Excluido de participar mientras no supiera leer y escribir, observaba las largas partidas entre mis mayores, envidiando su diversión y complicidad mientras desafiaban su conocimiento del idioma; fieles a las reglas del juego, no se aceptaban vocablos que no hubieran sido aceptados por la Real Academia Española (RAE) ni se podía consultar su diccionario, a menos que fuera para desafiar una palabra de otro jugador, movida riesgosa que podía hacer perder turno y puntaje a quien se equivocara (desafiante o desafiado).
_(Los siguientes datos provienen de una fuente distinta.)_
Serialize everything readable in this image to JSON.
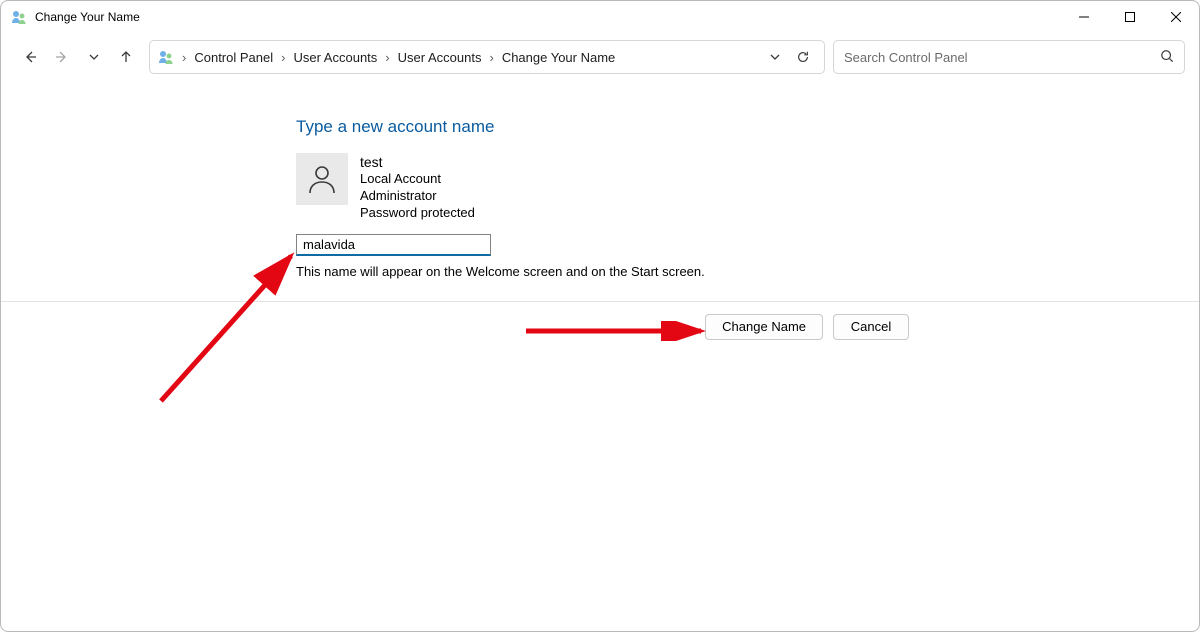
{
  "window": {
    "title": "Change Your Name"
  },
  "breadcrumb": {
    "root": "Control Panel",
    "level1": "User Accounts",
    "level2": "User Accounts",
    "level3": "Change Your Name"
  },
  "search": {
    "placeholder": "Search Control Panel"
  },
  "page": {
    "heading": "Type a new account name",
    "account": {
      "name": "test",
      "type": "Local Account",
      "role": "Administrator",
      "protection": "Password protected"
    },
    "input_value": "malavida",
    "helper": "This name will appear on the Welcome screen and on the Start screen."
  },
  "buttons": {
    "change": "Change Name",
    "cancel": "Cancel"
  }
}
El día de mi debut llegó cuando yo tenía un poco más de siete añitos y, aunque mis pies no alcanzaban el piso, puedo recordar como si fuera ayer ese momento en que me permitieron ubicar mis siete letras sobre el atril de pino. Aunque no recuerdo ni las palabras que puse sobre el tablero, y mucho menos los puntos obtenidos, sí quedaron grabados en mi memoria el acontecimiento y la gran satisfacción que ello produjo. Desde entonces y en distintas etapas, crecí “jugando con palabras”: primero, con mi padre y hermanos -hasta que cada uno salió a hacer su propia vida-, luego, solo con mi padre, hasta que ya la vista no se lo permitió, y en los últimos tiempos, con mi hijo mayor, último heredero de la verbofilia en casa.
La abuela Valentina -madre de Raúl, mi padre-, además de aficionada a jugar solitario con naipe americano, era fanática de llenar crucigramas. Así que no resultó para nada extraño que su hijo y nietos se sintieran atraídos por este tipo de entretenimientos. Años después, cuando estudiaba en los Estados Unidos en los sesenta, papá conoció el Scrabble y se las ingenió para conseguir una versión en español a su regreso; la que encontró fue una de fabricación brasileña y fue con esta que crecimos jugando.
Después, cada uno de los hijos e hija compró su propio tablero y piezas para sus propias familias, ampliando a otras generaciones la tradición paternofilial; primero con versiones infantiles y luego con versiones para adultos, cada hogar tiene su propio tablero y, aunque no en todos la afición por el juego es la misma, al menos en la nuestra nos ha regalado momentos únicos, como ese en que un hijo te vence por primera vez en una partida (privilegio que ninguno de nosotros tuvo con el viejo Raúl, avezado lector y conocedor de palabras imposibles y nunca escuchadas).
Hace diez días, mi padre cumplió once años de hacer mutis del teatro de la vida. Y, como no podía ser de otra manera, con lo que tengo hoy en el atril escribo para él un GRACIAS. Uno de sesenta puntos con triple tanto de palabra. No se me ocurre mejor homenaje.